On Fri, Apr 29, 2005 at 12:50:55PM -0700, Linus Torvalds wrote:
> 
> 
> On Fri, 29 Apr 2005, Matt Mackall wrote:
> > 
> > Here's an excerpt from http://selenic.com/mercurial/notes.txt on how
> > the back-end works.
> 
> Any notes on how you maintain repository-level information?
> 
> For example, the expense in BK wasn't the single-file history, it was the
> _repository_ history, ie the "ChangeSet" file. Which grows quite slowly,
> but because it _always_ grows, it ends up being quite big and expensive to
> parse after three years.
> 
> Ie do you have the git kind of "independent trees/commits", or do you 
> create a revision history of those too?
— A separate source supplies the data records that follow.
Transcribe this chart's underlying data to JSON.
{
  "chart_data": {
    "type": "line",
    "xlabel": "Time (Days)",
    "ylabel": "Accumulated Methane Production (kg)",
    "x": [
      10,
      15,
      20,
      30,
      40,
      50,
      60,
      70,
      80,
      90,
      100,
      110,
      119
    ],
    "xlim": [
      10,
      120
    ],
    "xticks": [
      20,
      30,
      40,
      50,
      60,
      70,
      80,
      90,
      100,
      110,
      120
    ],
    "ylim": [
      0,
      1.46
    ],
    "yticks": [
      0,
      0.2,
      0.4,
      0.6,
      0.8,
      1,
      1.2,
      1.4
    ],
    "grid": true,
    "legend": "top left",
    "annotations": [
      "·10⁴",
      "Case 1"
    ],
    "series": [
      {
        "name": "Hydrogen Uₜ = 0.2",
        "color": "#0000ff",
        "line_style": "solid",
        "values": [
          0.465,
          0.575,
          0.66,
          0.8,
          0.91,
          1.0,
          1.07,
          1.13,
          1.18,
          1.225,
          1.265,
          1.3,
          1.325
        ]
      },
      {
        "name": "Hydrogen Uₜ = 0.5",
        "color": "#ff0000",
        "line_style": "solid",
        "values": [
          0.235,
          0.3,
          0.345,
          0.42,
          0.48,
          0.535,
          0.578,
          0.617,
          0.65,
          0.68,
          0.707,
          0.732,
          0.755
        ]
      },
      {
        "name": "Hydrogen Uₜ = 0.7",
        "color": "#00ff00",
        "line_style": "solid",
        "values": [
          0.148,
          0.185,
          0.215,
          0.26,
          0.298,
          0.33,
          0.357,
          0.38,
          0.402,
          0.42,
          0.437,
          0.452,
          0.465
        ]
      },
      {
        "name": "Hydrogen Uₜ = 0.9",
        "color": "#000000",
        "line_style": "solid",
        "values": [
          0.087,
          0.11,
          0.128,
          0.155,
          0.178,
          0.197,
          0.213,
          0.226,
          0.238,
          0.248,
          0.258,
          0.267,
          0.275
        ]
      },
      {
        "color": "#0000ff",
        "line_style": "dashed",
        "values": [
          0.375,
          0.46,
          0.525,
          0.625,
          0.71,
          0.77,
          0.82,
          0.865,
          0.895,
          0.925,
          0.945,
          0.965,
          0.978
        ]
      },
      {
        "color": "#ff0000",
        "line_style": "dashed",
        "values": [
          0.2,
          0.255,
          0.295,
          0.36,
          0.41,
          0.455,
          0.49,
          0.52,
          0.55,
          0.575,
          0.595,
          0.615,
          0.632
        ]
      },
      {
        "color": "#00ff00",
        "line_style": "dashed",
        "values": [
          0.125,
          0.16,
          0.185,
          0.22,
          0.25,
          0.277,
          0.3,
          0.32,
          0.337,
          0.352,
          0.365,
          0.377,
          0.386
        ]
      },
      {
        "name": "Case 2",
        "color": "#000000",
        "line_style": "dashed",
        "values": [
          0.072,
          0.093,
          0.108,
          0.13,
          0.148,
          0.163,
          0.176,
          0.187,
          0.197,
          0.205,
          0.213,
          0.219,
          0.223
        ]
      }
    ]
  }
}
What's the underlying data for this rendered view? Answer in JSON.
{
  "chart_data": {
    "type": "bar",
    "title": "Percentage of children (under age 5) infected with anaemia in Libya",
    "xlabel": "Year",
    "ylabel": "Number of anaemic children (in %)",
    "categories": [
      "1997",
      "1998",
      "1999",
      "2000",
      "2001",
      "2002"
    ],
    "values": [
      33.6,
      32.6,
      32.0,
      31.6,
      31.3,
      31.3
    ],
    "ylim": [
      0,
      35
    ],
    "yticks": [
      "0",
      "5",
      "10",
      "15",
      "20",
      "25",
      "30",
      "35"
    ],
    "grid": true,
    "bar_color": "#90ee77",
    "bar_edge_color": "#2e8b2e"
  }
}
The changeset log (and everything else) has an external index. The
index is basically an array of (base, offset, length, parent1-hash,
parent2-hash, my-hash). This has everything you need to reconstruct a
given file revision with one seek/read into the data stream itself,
and also everything you need for doing graph merging.

This is small enough (68 bytes, currently) that the index for a
million changesets can be read into memory in a couple seconds or so,
even in Python. It can also be mmapped and random accessed since the
index entries are fixed-sized. (And it's already stored big-endian.)

So you never have to read all the data. You also never need more than
a few indices in memory at once. And you never have to rewrite the
data (it's all append-only), except to do a bulk copy when you break a
hardlink.

-- 
Mathematics is the supreme nostalgia of our time.